Newscast for Friday, November 16, 2012
- Year: 2012
- Length: 29:10 minutes (26.7 MB)
- Format: MP3 Mono 44kHz 128Kbps (CBR)
Israeli air strikes on Gaza and rocket fire into Israel continue for the third day in a row and many are concerned about troops being sent into the Occupied Territory. Israel approved an expansion of the draft to 75,000 troops, and one general, addressing soldiers, said they were “on the eve of a possible ground operation.” Armed factions in Gaza launched a rocket that landed in an open area south of Jerusalem, reportedly the first such incident in more than three decades. As of this afternoon, 28 Palestinians had been killed, including children and babies. Hamas rocket fire killed three Israeli civilians on Thursday. At least 200 Gazans have been wounded. And according to Ha-aretz, the Israeli military has hit more than 500 targets in Gaza. Photos of the attacks show plumes of smoke rising high in the air and charred, demolished buildings. One of the buildings hit this week was the home of a Gazan family. That strike killed an 11-month-old baby and a recently married sister-in-law. FSRN's Rami Almeghari visited the grieved family and filed this report.
In Washington, some elected officials are expressing strong support for Israel’s air strikes on Gaza. The President, State Department and Democratic Leader Nancy Pelosi all say Israel’s current use of aircraft and drones — paid for by US tax dollars — is justified self-defense. But others, including progressive lawmakers and international law experts, say the US response is undermining peace in the region. And as human rights groups investigate the US targeted killing program, they say it sets a dangerous precedent for other countries, including Israel. On Capitol Hill, FSRN’s Alice Ollstein has more.

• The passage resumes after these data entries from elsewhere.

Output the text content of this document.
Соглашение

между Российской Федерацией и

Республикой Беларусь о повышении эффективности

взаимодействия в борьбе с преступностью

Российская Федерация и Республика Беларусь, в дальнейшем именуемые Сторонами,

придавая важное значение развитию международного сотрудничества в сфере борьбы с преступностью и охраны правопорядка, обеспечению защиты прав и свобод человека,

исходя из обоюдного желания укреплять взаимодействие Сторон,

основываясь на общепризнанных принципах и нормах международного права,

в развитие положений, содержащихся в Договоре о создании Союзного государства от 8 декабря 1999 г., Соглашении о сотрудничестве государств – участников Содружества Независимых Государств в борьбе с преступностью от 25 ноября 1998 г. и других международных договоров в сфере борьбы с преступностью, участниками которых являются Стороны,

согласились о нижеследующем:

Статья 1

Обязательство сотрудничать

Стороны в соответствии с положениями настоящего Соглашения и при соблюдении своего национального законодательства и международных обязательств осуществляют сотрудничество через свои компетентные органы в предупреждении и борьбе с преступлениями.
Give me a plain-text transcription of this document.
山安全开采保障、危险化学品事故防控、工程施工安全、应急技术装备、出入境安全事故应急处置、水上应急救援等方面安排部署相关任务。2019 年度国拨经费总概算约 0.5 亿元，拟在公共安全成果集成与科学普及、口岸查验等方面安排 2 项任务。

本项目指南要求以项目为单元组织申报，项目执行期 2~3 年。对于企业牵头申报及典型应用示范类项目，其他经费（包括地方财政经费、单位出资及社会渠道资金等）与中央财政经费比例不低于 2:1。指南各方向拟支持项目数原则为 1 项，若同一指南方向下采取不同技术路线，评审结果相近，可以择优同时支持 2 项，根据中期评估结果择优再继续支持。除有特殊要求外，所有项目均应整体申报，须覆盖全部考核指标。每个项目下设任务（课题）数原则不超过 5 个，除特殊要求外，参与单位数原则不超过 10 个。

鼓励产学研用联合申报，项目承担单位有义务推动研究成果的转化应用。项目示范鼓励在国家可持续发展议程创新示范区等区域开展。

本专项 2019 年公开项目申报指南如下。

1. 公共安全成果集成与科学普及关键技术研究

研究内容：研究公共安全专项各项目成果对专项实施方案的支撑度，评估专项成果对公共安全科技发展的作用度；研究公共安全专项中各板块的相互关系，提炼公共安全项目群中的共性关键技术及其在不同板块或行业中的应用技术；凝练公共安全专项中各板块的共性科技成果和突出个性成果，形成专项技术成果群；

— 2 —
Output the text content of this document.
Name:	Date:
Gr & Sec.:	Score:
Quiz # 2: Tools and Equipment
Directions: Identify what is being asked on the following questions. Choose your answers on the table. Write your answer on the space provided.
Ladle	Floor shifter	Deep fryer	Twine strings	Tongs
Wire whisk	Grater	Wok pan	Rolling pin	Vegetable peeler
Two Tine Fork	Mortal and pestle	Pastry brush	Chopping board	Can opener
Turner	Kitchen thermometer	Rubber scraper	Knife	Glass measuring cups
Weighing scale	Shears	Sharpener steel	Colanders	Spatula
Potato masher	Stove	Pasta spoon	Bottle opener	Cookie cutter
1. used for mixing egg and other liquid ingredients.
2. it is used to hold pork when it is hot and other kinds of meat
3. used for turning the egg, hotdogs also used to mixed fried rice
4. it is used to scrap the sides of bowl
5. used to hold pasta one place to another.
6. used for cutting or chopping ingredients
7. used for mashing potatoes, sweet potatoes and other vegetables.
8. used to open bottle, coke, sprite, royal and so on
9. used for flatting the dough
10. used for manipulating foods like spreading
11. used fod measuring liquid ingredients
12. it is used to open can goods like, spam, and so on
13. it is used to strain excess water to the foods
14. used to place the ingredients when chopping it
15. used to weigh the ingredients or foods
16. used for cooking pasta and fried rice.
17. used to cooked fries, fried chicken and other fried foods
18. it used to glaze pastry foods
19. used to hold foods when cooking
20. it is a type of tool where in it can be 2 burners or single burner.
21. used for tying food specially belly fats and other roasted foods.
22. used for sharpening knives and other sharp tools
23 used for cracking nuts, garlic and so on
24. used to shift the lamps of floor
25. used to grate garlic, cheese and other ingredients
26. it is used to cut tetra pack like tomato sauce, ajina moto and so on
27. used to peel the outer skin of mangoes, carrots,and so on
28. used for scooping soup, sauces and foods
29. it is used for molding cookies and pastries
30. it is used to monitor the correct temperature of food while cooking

Since Wednesday, both Israel and Hamas have been using social media in an online propaganda war to rally support for their attacks. Within minutes of the assassination of Hamas military leader, Ahmed al-Jabari, the Israeli military posted to Twitter that they had killed him. Shortly after, they distributed a video of the air strike on al-Jabari’s vehicle. The social media war has continued, with aggressive images, graphics and text posted to multiple platforms. To discuss this new use of social media and its impacts, we spoke with Noah Schactman, contributing editor at Wired magazine’s national security blog, "Danger Room." He's reported from Afghanistan, Israel and Iraq.
In Mexico, cases of missing and disappeared persons have reached crisis levels. During the administration of President Felipe Calderon, who assumed office in 2006, thousands of Mexicans have vanished without a trace and some families are trying to make sure the issue isn't lost in the upcoming presidential transition. Shannon Young reports.